Вследствие ли совета Жуковского или вследствие прежде предположенного им намерения, но Дантес на другой или даже в тот же день сделал предложение, и зимой в 1836 году была его свадьба с девицей Гончаровой[2].

Во весь промежуток этого времени, несмотря на оскорбительные слухи и дерзкие анонимные записки, Пушкин, сколько известно, не изменил с женою самых нежных дружеских отношений, сохранил к ней прежнее доверие и не обвинял ее ни в чем. Он очень любил и уважал свою жену, и возведенная на нее гнусная клевета глубоко огорчила его: он возненавидел Дантеса и, несмотря на женитьбу его на Гончаровой*, не хотел с ним помириться. На свадебном обеде, данном графом Строгановым в честь новобрачных, Пушкин присутствовал, не зная настоящей цели этого обеда, заключавшейся в условленном заранее некоторыми лицами примирении его с Дантесом.
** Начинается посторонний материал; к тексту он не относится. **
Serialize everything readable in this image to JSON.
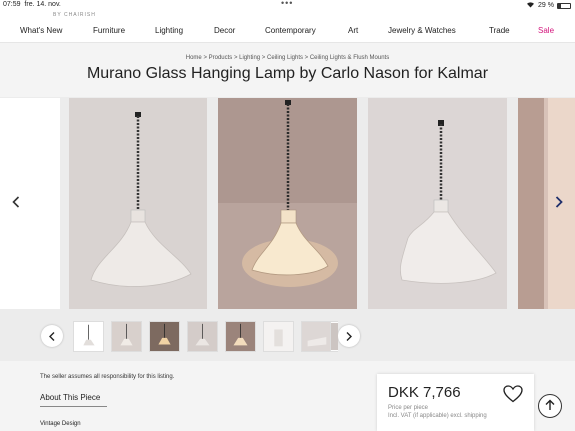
{
  "status": {
    "time": "07:59",
    "date": "fre. 14. nov.",
    "battery": "29 %",
    "battery_level": 0.29
  },
  "brand": "BY CHAIRISH",
  "nav": [
    {
      "label": "What's New"
    },
    {
      "label": "Furniture"
    },
    {
      "label": "Lighting"
    },
    {
      "label": "Decor"
    },
    {
      "label": "Contemporary"
    },
    {
      "label": "Art"
    },
    {
      "label": "Jewelry & Watches"
    },
    {
      "label": "Trade"
    },
    {
      "label": "Sale"
    }
  ],
  "breadcrumb": "Home > Products > Lighting > Ceiling Lights > Ceiling Lights & Flush Mounts",
  "product": {
    "title": "Murano Glass Hanging Lamp by Carlo Nason for Kalmar",
    "price": "DKK 7,766",
    "price_note": "Price per piece",
    "vat_note": "Incl. VAT (if applicable) excl. shipping"
  },
  "carousel": {
    "prev_icon": "chevron-left-icon",
    "next_icon": "chevron-right-icon"
  },
  "thumbnails": {
    "count": 8
  },
  "seller_notice": "The seller assumes all responsibility for this listing.",
  "about_heading": "About This Piece",
  "section_heading": "Vintage Design",
  "colors": {
    "sale": "#d4147c",
    "next_arrow": "#1f2f6b"
  }
}
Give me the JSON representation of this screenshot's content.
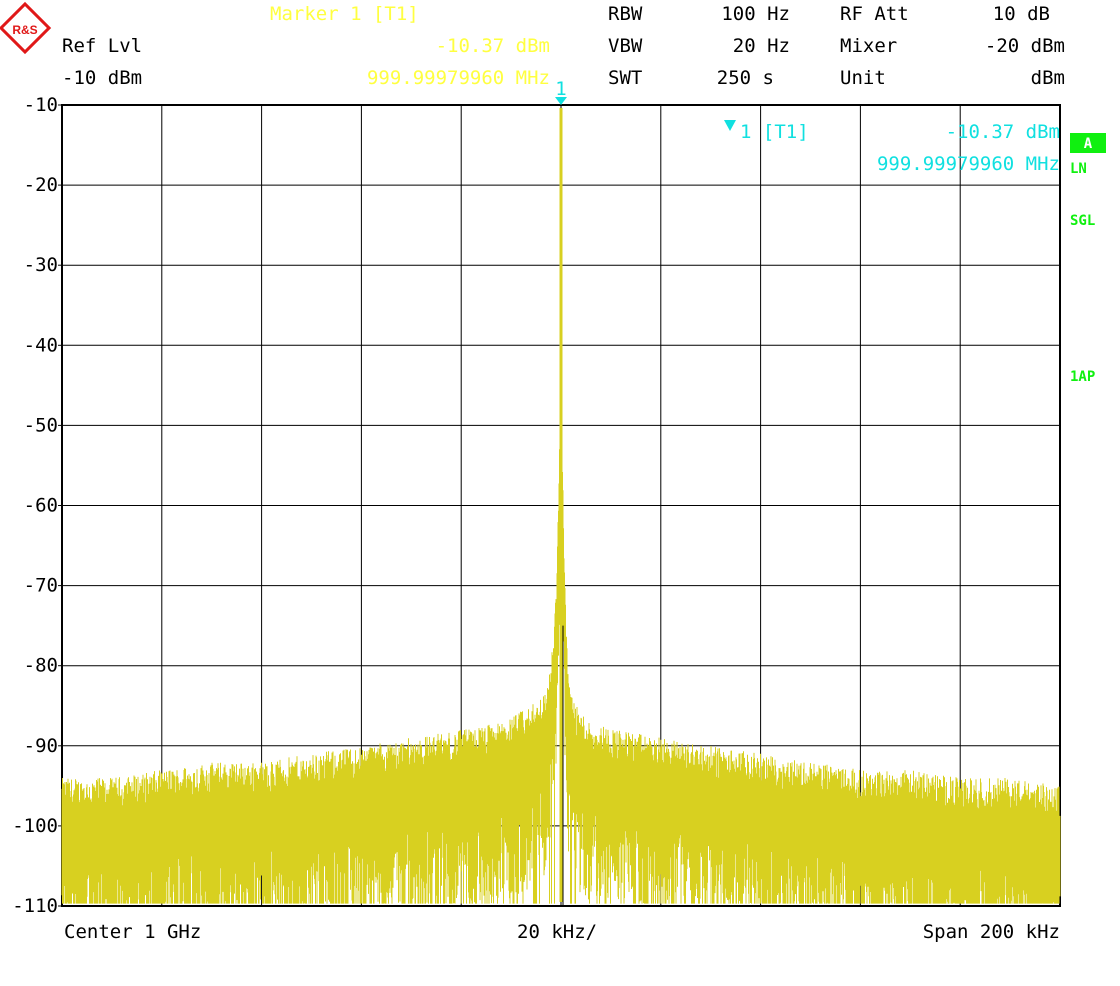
{
  "colors": {
    "trace": "#d8d020",
    "marker_text": "#ffff40",
    "marker": "#10e0e0",
    "grid": "#000000",
    "text": "#000000",
    "status_green": "#10f010",
    "logo_red": "#e01818"
  },
  "header": {
    "logo_icon": "rohde-schwarz-logo",
    "logo_text": "R&S",
    "ref_lvl_label": "Ref Lvl",
    "ref_lvl_value": "-10 dBm",
    "marker_title": "Marker 1 [T1]",
    "marker_level": "-10.37 dBm",
    "marker_freq": "999.99979960 MHz",
    "rbw_label": "RBW",
    "rbw_value": "100 Hz",
    "vbw_label": "VBW",
    "vbw_value": "20 Hz",
    "swt_label": "SWT",
    "swt_value": "250 s",
    "rf_att_label": "RF Att",
    "rf_att_value": "10 dB",
    "mixer_label": "Mixer",
    "mixer_value": "-20 dBm",
    "unit_label": "Unit",
    "unit_value": "dBm"
  },
  "marker_box": {
    "icon": "marker-triangle-icon",
    "label": "1 [T1]",
    "level": "-10.37 dBm",
    "freq": "999.99979960 MHz",
    "flag": "1"
  },
  "side_labels": {
    "a": "A",
    "ln": "LN",
    "sgl": "SGL",
    "ap": "1AP"
  },
  "footer": {
    "center": "Center 1 GHz",
    "div": "20 kHz/",
    "span": "Span 200 kHz"
  },
  "chart_data": {
    "type": "line",
    "x_unit": "kHz offset from center",
    "xlim": [
      -100,
      100
    ],
    "ylim": [
      -110,
      -10
    ],
    "yticks": [
      "-10",
      "-20",
      "-30",
      "-40",
      "-50",
      "-60",
      "-70",
      "-80",
      "-90",
      "-100",
      "-110"
    ],
    "grid": true,
    "series": [
      {
        "x": [
          -100,
          -90,
          -80,
          -70,
          -60,
          -50,
          -40,
          -30,
          -20,
          -12,
          -6,
          -3,
          -1.5,
          -0.8,
          -0.3,
          0,
          0.3,
          0.8,
          1.5,
          3,
          6,
          12,
          20,
          30,
          40,
          50,
          60,
          70,
          80,
          90,
          100
        ],
        "values": [
          -97,
          -97,
          -96,
          -95,
          -95,
          -94,
          -93,
          -92,
          -91,
          -90,
          -88,
          -86,
          -80,
          -70,
          -55,
          -10.37,
          -58,
          -72,
          -85,
          -88,
          -90,
          -91,
          -92,
          -93,
          -94,
          -95,
          -96,
          -96,
          -97,
          -97,
          -98
        ]
      }
    ],
    "marker": {
      "x": -0.0002,
      "y": -10.37
    }
  }
}
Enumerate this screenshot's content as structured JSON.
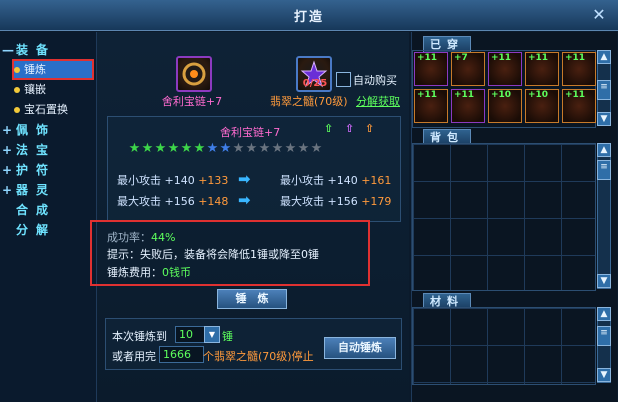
{
  "window": {
    "title": "打造"
  },
  "nav": {
    "categories": [
      {
        "mark": "—",
        "label": "装备"
      },
      {
        "mark": "+",
        "label": "佩饰"
      },
      {
        "mark": "+",
        "label": "法宝"
      },
      {
        "mark": "+",
        "label": "护符"
      },
      {
        "mark": "+",
        "label": "器灵"
      },
      {
        "mark": "",
        "label": "合成"
      },
      {
        "mark": "",
        "label": "分解"
      }
    ],
    "subitems": [
      "锤炼",
      "镶嵌",
      "宝石置换"
    ],
    "active": "锤炼"
  },
  "item": {
    "name_top": "舍利宝链+7",
    "name_mid": "舍利宝链+7",
    "material_name": "翡翠之髓(70级)",
    "material_count": "0/25",
    "auto_buy_label": "自动购买",
    "decompose_link": "分解获取"
  },
  "stars": {
    "green": 6,
    "blue": 2,
    "grey": 7
  },
  "stats": [
    {
      "label": "最小攻击",
      "cur": "+140",
      "bonus": "+133",
      "new_label": "最小攻击",
      "new_cur": "+140",
      "new_bonus": "+161"
    },
    {
      "label": "最大攻击",
      "cur": "+156",
      "bonus": "+148",
      "new_label": "最大攻击",
      "new_cur": "+156",
      "new_bonus": "+179"
    }
  ],
  "info": {
    "success_label": "成功率：",
    "success_value": "44%",
    "hint": "提示：失败后，装备将会降低1锤或降至0锤",
    "cost_label": "锤炼费用：",
    "cost_value": "0钱币"
  },
  "buttons": {
    "hammer": "锤　炼",
    "auto_hammer": "自动锤炼"
  },
  "auto": {
    "line1_prefix": "本次锤炼到",
    "target_value": "10",
    "line1_suffix": "锤",
    "line2_prefix": "或者用完",
    "use_value": "1666",
    "line2_suffix": "个翡翠之髓(70级)停止"
  },
  "right": {
    "equipped_tab": "已穿",
    "bag_tab": "背包",
    "material_tab": "材料",
    "equipped_items": [
      "+11",
      "+7",
      "+11",
      "+11",
      "+11",
      "+11",
      "+11",
      "+10",
      "+10",
      "+11"
    ]
  },
  "colors": {
    "accent": "#6fe3ff",
    "highlight": "#e03131",
    "bonus": "#ff9a3c",
    "success": "#5dff5d"
  }
}
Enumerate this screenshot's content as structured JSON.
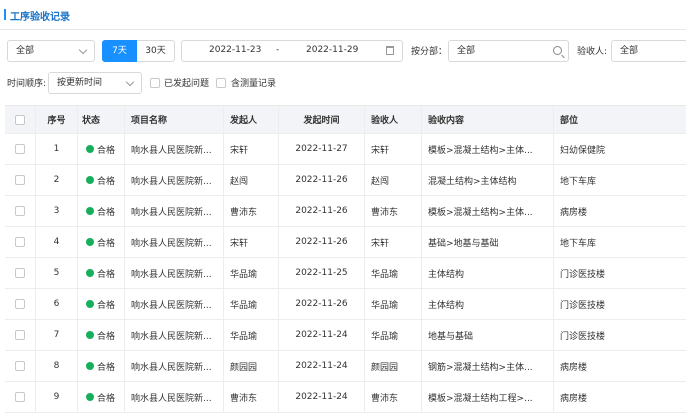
{
  "header": {
    "title": "工序验收记录"
  },
  "filters": {
    "project_select": "全部",
    "range_7d": "7天",
    "range_30d": "30天",
    "date_start": "2022-11-23",
    "date_sep": "-",
    "date_end": "2022-11-29",
    "partition_label": "按分部：",
    "partition_value": "全部",
    "acceptor_label": "验收人:",
    "acceptor_value": "全部",
    "time_order_label": "时间顺序:",
    "time_order_value": "按更新时间",
    "issue_label": "已发起问题",
    "measure_label": "含测量记录"
  },
  "table": {
    "columns": [
      "序号",
      "状态",
      "项目名称",
      "发起人",
      "发起时间",
      "验收人",
      "验收内容",
      "部位"
    ],
    "rows": [
      {
        "no": "1",
        "status": "合格",
        "project": "响水县人民医院新...",
        "initiator": "宋轩",
        "time": "2022-11-27",
        "acceptor": "宋轩",
        "content": "模板>混凝土结构>主体...",
        "location": "妇幼保健院"
      },
      {
        "no": "2",
        "status": "合格",
        "project": "响水县人民医院新...",
        "initiator": "赵闯",
        "time": "2022-11-26",
        "acceptor": "赵闯",
        "content": "混凝土结构>主体结构",
        "location": "地下车库"
      },
      {
        "no": "3",
        "status": "合格",
        "project": "响水县人民医院新...",
        "initiator": "曹沛东",
        "time": "2022-11-26",
        "acceptor": "曹沛东",
        "content": "模板>混凝土结构>主体...",
        "location": "病房楼"
      },
      {
        "no": "4",
        "status": "合格",
        "project": "响水县人民医院新...",
        "initiator": "宋轩",
        "time": "2022-11-26",
        "acceptor": "宋轩",
        "content": "基础>地基与基础",
        "location": "地下车库"
      },
      {
        "no": "5",
        "status": "合格",
        "project": "响水县人民医院新...",
        "initiator": "华品瑜",
        "time": "2022-11-25",
        "acceptor": "华品瑜",
        "content": "主体结构",
        "location": "门诊医技楼"
      },
      {
        "no": "6",
        "status": "合格",
        "project": "响水县人民医院新...",
        "initiator": "华品瑜",
        "time": "2022-11-26",
        "acceptor": "华品瑜",
        "content": "主体结构",
        "location": "门诊医技楼"
      },
      {
        "no": "7",
        "status": "合格",
        "project": "响水县人民医院新...",
        "initiator": "华品瑜",
        "time": "2022-11-24",
        "acceptor": "华品瑜",
        "content": "地基与基础",
        "location": "门诊医技楼"
      },
      {
        "no": "8",
        "status": "合格",
        "project": "响水县人民医院新...",
        "initiator": "颜园园",
        "time": "2022-11-24",
        "acceptor": "颜园园",
        "content": "钢筋>混凝土结构>主体...",
        "location": "病房楼"
      },
      {
        "no": "9",
        "status": "合格",
        "project": "响水县人民医院新...",
        "initiator": "曹沛东",
        "time": "2022-11-24",
        "acceptor": "曹沛东",
        "content": "模板>混凝土结构工程>...",
        "location": "病房楼"
      }
    ]
  },
  "colors": {
    "accent": "#1890ff",
    "pass": "#16b05c"
  }
}
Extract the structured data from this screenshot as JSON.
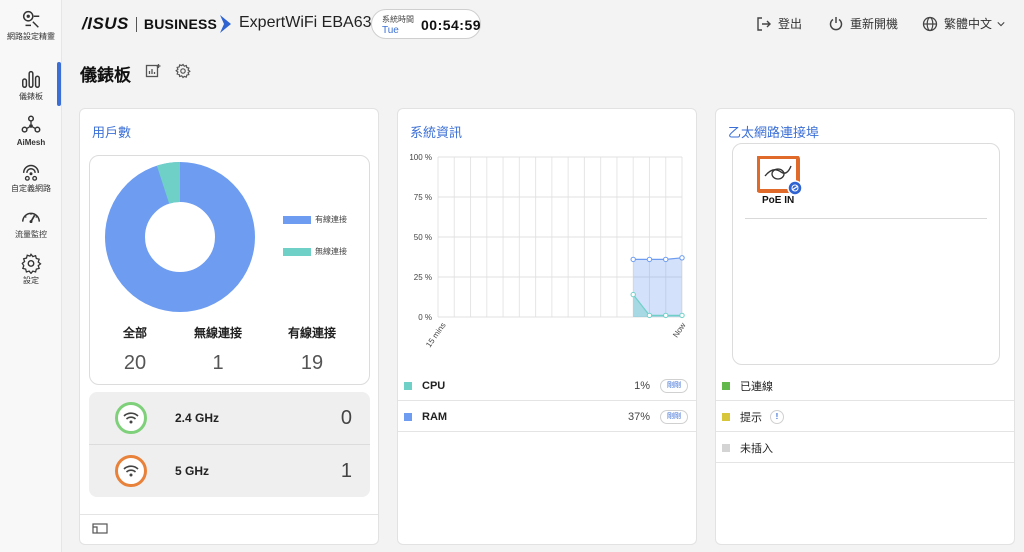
{
  "sidebar": {
    "items": [
      {
        "label": "網路設定精靈",
        "icon": "setup-wizard-icon"
      },
      {
        "label": "儀錶板",
        "icon": "dashboard-icon"
      },
      {
        "label": "AiMesh",
        "icon": "aimesh-icon"
      },
      {
        "label": "自定義網路",
        "icon": "custom-network-icon"
      },
      {
        "label": "流量監控",
        "icon": "traffic-monitor-icon"
      },
      {
        "label": "設定",
        "icon": "settings-icon"
      }
    ],
    "active": "儀錶板"
  },
  "header": {
    "brand_asus": "/ISUS",
    "brand_business": "BUSINESS",
    "model": "ExpertWiFi EBA63",
    "clock_label": "系統時間",
    "clock_day": "Tue",
    "clock_time": "00:54:59",
    "logout": "登出",
    "reboot": "重新開機",
    "language": "繁體中文"
  },
  "page": {
    "title": "儀錶板"
  },
  "clients": {
    "title": "用戶數",
    "legend_wired": "有線連接",
    "legend_wireless": "無線連接",
    "total_label": "全部",
    "total": 20,
    "wireless_label": "無線連接",
    "wireless": 1,
    "wired_label": "有線連接",
    "wired": 19,
    "bands": [
      {
        "name": "2.4 GHz",
        "count": 0,
        "color": "#7fd07a"
      },
      {
        "name": "5 GHz",
        "count": 1,
        "color": "#e8813a"
      }
    ]
  },
  "system": {
    "title": "系統資訊",
    "y_ticks": [
      "100 %",
      "75 %",
      "50 %",
      "25 %",
      "0 %"
    ],
    "x_ticks": [
      "15 mins",
      "Now"
    ],
    "rows": [
      {
        "name": "CPU",
        "value": "1%",
        "pill": "剛剛",
        "color": "#6fd0c8"
      },
      {
        "name": "RAM",
        "value": "37%",
        "pill": "剛剛",
        "color": "#6d9cf0"
      }
    ]
  },
  "chart_data": {
    "type": "area",
    "x": [
      1,
      2,
      3,
      4
    ],
    "series": [
      {
        "name": "RAM",
        "values": [
          36,
          36,
          36,
          37
        ]
      },
      {
        "name": "CPU",
        "values": [
          14,
          1,
          1,
          1
        ]
      }
    ],
    "ylim": [
      0,
      100
    ],
    "x_tick_labels": [
      "15 mins",
      "Now"
    ],
    "grid": true
  },
  "ethernet": {
    "title": "乙太網路連接埠",
    "port_label": "PoE IN",
    "statuses": [
      {
        "label": "已連線",
        "color": "#62b84a"
      },
      {
        "label": "提示",
        "color": "#d8c63a",
        "badge": "!"
      },
      {
        "label": "未插入",
        "color": "#d4d4d4"
      }
    ]
  },
  "colors": {
    "accent": "#3b6fd6",
    "wired": "#6d9cf0",
    "wireless": "#6fd0c8",
    "port_orange": "#e06a2a"
  }
}
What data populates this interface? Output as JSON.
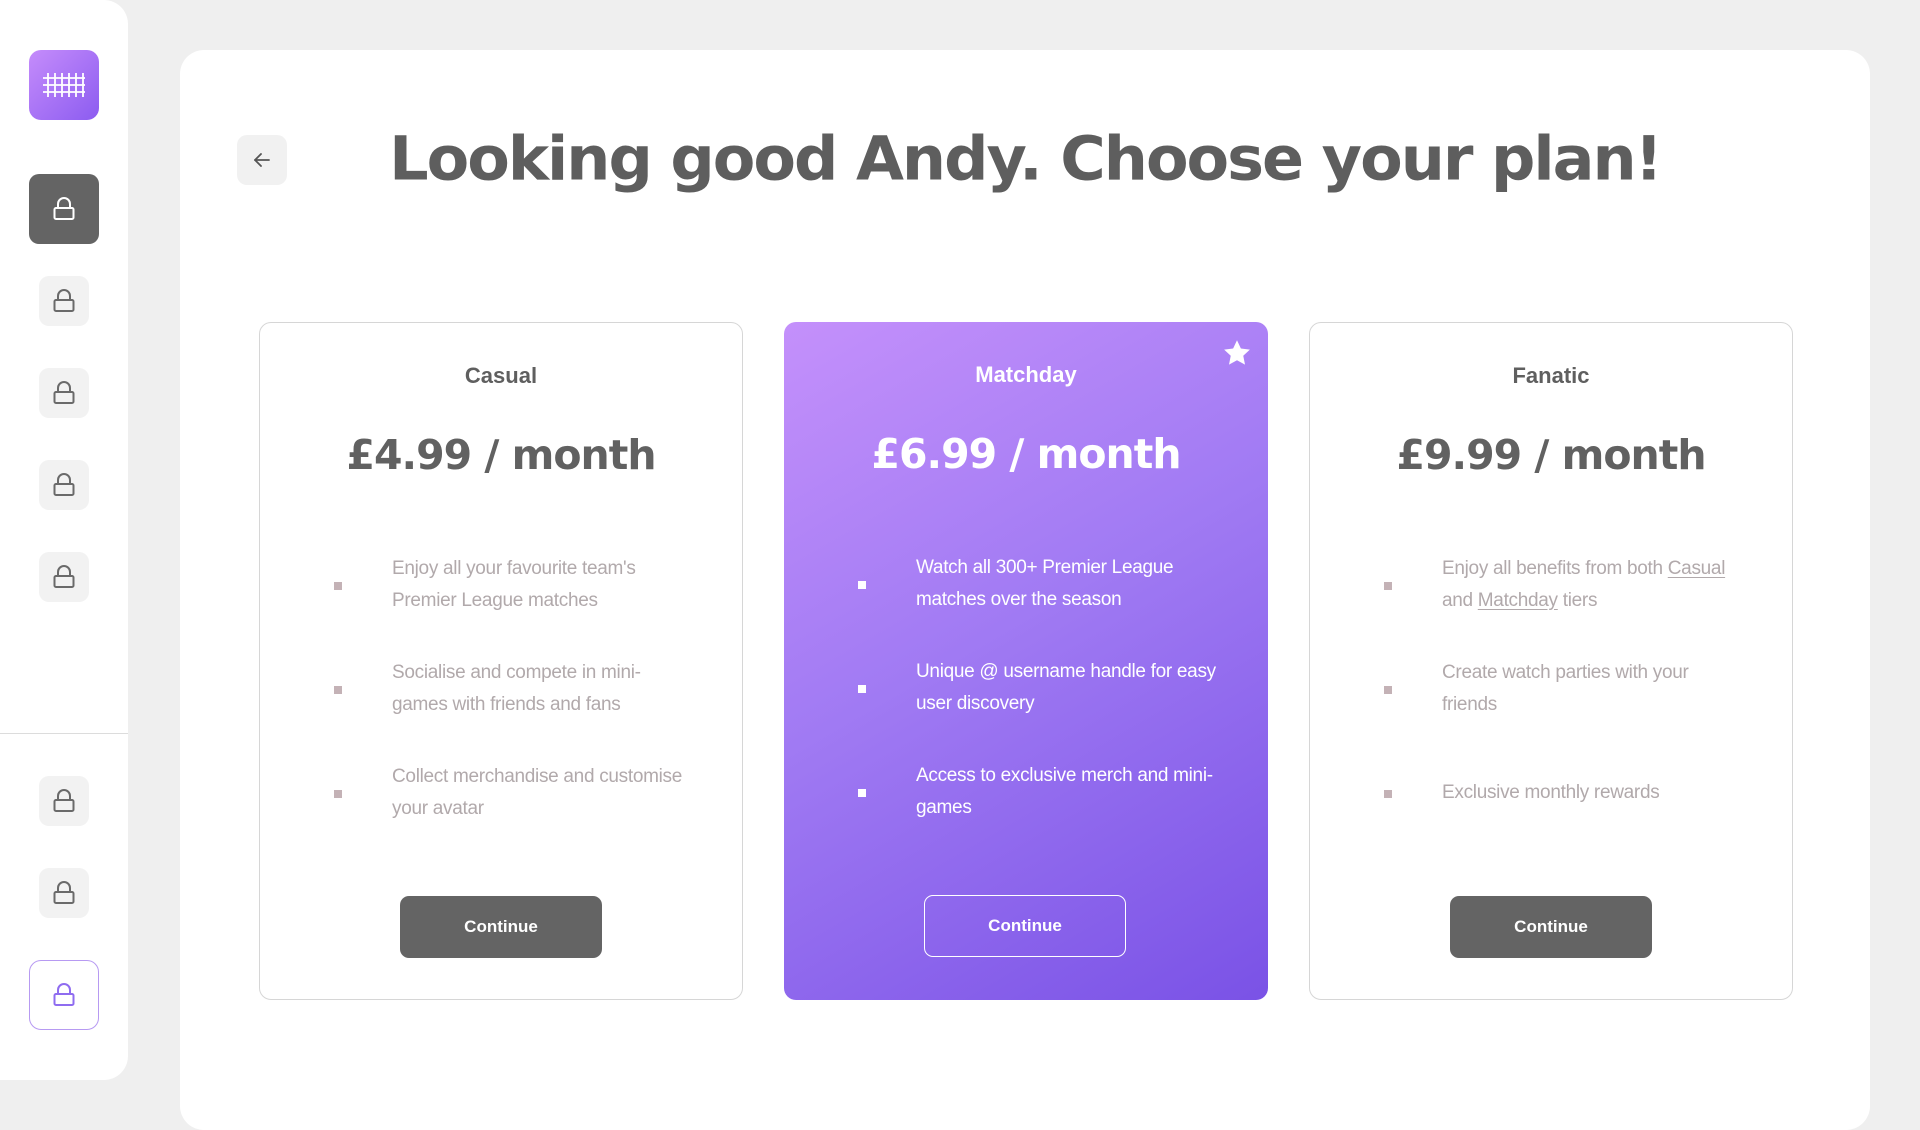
{
  "header": {
    "title": "Looking good Andy. Choose your plan!"
  },
  "sidebar": {
    "logo_icon": "grid-icon",
    "items": [
      {
        "icon": "lock-icon",
        "state": "active"
      },
      {
        "icon": "lock-icon",
        "state": "locked"
      },
      {
        "icon": "lock-icon",
        "state": "locked"
      },
      {
        "icon": "lock-icon",
        "state": "locked"
      },
      {
        "icon": "lock-icon",
        "state": "locked"
      }
    ],
    "bottom_items": [
      {
        "icon": "lock-icon",
        "state": "locked"
      },
      {
        "icon": "lock-icon",
        "state": "locked"
      },
      {
        "icon": "lock-icon",
        "state": "selected"
      }
    ]
  },
  "plans": [
    {
      "name": "Casual",
      "price": "£4.99 / month",
      "features": [
        "Enjoy all your favourite team's Premier League matches",
        "Socialise and compete in mini-games with friends and fans",
        "Collect merchandise and customise your avatar"
      ],
      "cta": "Continue"
    },
    {
      "name": "Matchday",
      "price": "£6.99 / month",
      "featured_icon": "star-icon",
      "features": [
        "Watch all 300+ Premier League matches over the season",
        "Unique @ username handle for easy user discovery",
        "Access to exclusive merch and mini-games"
      ],
      "cta": "Continue"
    },
    {
      "name": "Fanatic",
      "price": "£9.99 / month",
      "features": [
        {
          "before": "Enjoy all benefits from both ",
          "link1": "Casual",
          "middle": " and ",
          "link2": "Matchday",
          "after": " tiers"
        },
        "Create watch parties with your friends",
        "Exclusive monthly rewards"
      ],
      "cta": "Continue"
    }
  ],
  "colors": {
    "accent_start": "#c490fb",
    "accent_end": "#7a52e6",
    "dark_button": "#646464",
    "page_bg": "#efefef"
  }
}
Примирение это, однако же, не состоялось, и когда после обеда барон Геккерен-отец, подойдя к Пушкину, сказал ему, что теперь, когда поведение его сына совершенно объяснилось, он, вероятно, забудет все прошлое и изменит настоящие отношения свои к нему на более родственные. Пушкин отвечал сухо, что, невзирая на родство, он не желает иметь никаких отношений между его домом и господином Дантесом. Со свояченицей своей во все это время Пушкин был мил и любезен по-прежнему».